A Curious Beginning

He said nothing for a long moment, and when he spoke, it was with a seriousness of purpose that would not be gainsaid. “I have my reasons,” he told me. “And I must beg you to respect them.” He hesitated and went on in a rough voice. “I have not always conducted myself as a gentleman; that much is true. But I am set upon a different path now. I no longer believe that degrading myself with slatterns and tavern wenches is appropriate.”


I very nearly laughed, but his expression was so earnest, I could not. Instead I sat up. “Slatterns and tavern wenches? That’s a curious sort of company to keep.”

“Brazil is a curious place.”

“Brazil? You have not lain with a woman since Brazil? Stoker, that was years ago.”

“And?” he demanded.

“You must engage in horizontal refreshment. It isn’t healthy to congest oneself like that.”

“I am not congested,” he retorted.

“Really? That brings me back to my question. You are a man with demonstrably strong passions, and yet you live like a monk. What about the solitary sensual pursuits? Do you ever engage in—”

“Not. Another. Word,” he thundered. “I cannot believe you would ask me such a thing. And I am not discussing this further.”

I pulled a face. “Very well.”

It was his turn to blink in surprise. “Really? You concede? Just like that?”

“Heavens, Stoker. What did you expect? I asked for the truth and you have given as much as you feel comfortable sharing. Furthermore, I have discovered that whether you like it or not, you are a gentleman. And, I suspect, a romantic.”

He snorted. “A romantic?”

“Indeed. Otherwise you would have made frequent and athletic use of any number of London’s professional ladies of light virtue. While as a pragmatist, I do not always understand romanticism, I respect it.”

“Well, then,” he said uncertainly.

“Indeed. Good night, Stoker.”

Retreating behind a rather splendid coromandel screen, I availed myself of the narrow campaign bed that had once belonged to the Duke of Wellington. Its proportions were modest, but it was comfortably furnished with a proper featherbed. I settled in, reflecting upon the curious character of the man with whom I had thrown in my lot. I could hear him turning the pages of the journal as he read, occasionally giving a low sigh as he arranged himself more comfortably. At length he blew out the lamp and we lay in darkness, separated by the screen. It was oddly companionable.

Something about his quickness of mind, his determination to live by his own lights, had called to me. I recognized his nature as my own. It was as if we were two castaways from a far-off land, adrift among strangers whose ways we could not entirely understand. But something within us spoke the same language, for all our clashes of words. He did not trust me entirely; that much was certain. And I frequently frustrated him to the point of madness. But I knew that whatever bedeviled him, he had need of me—and it seemed a betrayal to turn my back upon one of my own kind.

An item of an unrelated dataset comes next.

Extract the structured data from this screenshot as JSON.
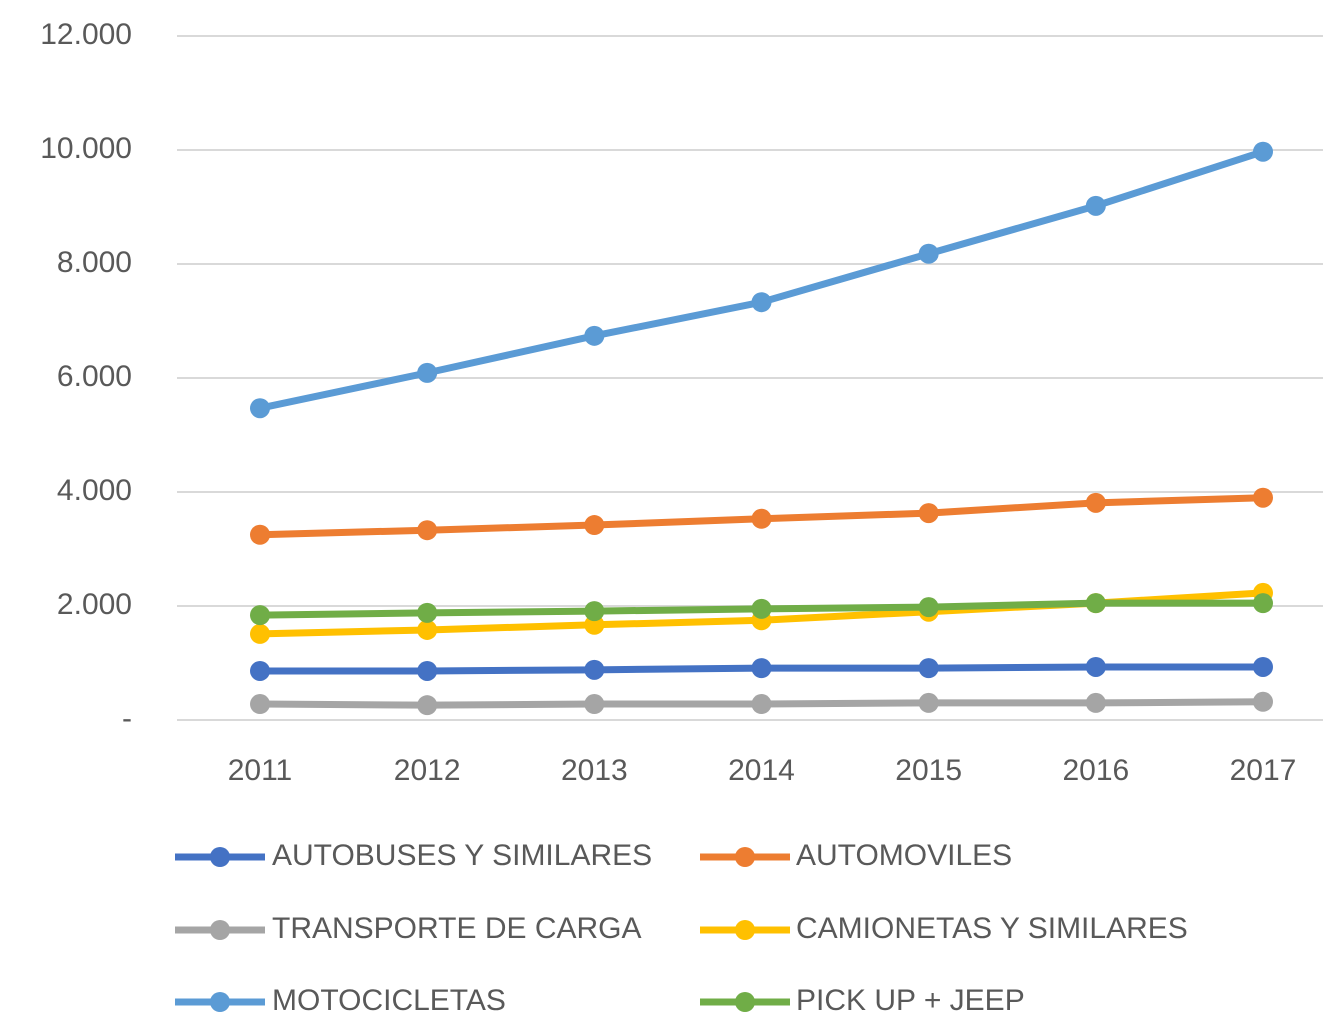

I had seldom met another such as we, and I had learned that to be a child of the wilderness was a lonely thing.

Lying in the dark, I had intended to puzzle out the clues we had and assemble them in perfect order to present to Stoker the following morning as a dazzling solution in the manner of Arcadia Brown, Lady Detective. But just as I began to arrange the clues in my mind, I heard Stoker’s voice.

“Cold water.”

“I beg your pardon?”

He gave a gusty sigh. “Try cold water. Bathing in it, not drinking. A swim is the best if you can manage it. It will put you right off of those sorts of thoughts.”

“Thank you, Stoker. I shall make a note of that.”

He snorted by way of response. Smiling into the darkness, I surrendered to the soothing delights of goose down and linen sheets and sank into a sleep like death.

When I woke, I could tell it was morning although the light was watery and grey. The fine weather had broken and a dull day lay before us with the steady drum of rain upon the roof. I rose and washed and dressed, taking a bit of cheese and a cold ham roll for my breakfast. Stoker was still slumbering upon the sofa, and I took a moment to admire the prospect presented by a virile, attractive man caught in the vulnerability of sleep. I would have happily played Diana to his Endymion, but in the light of our previous discussion, I kept my hands chastely to myself and began to prowl with only the mollusks and the stuffed birds and paintings for company. I browsed the books and perused the collections, delighted to find a private translation of Maria Sibylla Merian’s Der Raupen wunderbare Verwandlung und sonderbare Blumennahrung. I had just settled in happily with the first volume of The Caterpillars’ Marvelous Transformation and Strange Floral Food when I became increasingly aware that I was not alone. From behind a molting egret standing upon one leg, a quizzical pair of dark eyes assessed me.

“Who are you?”

“I might ask you the same thing,” I said coolly.

A child of perhaps six years stepped out from behind the bird. Her Sunday frock was streaked with something that looked suspiciously like golden treacle and her hair ribbon was dangling loose as if she had just been dragged through a bush backward.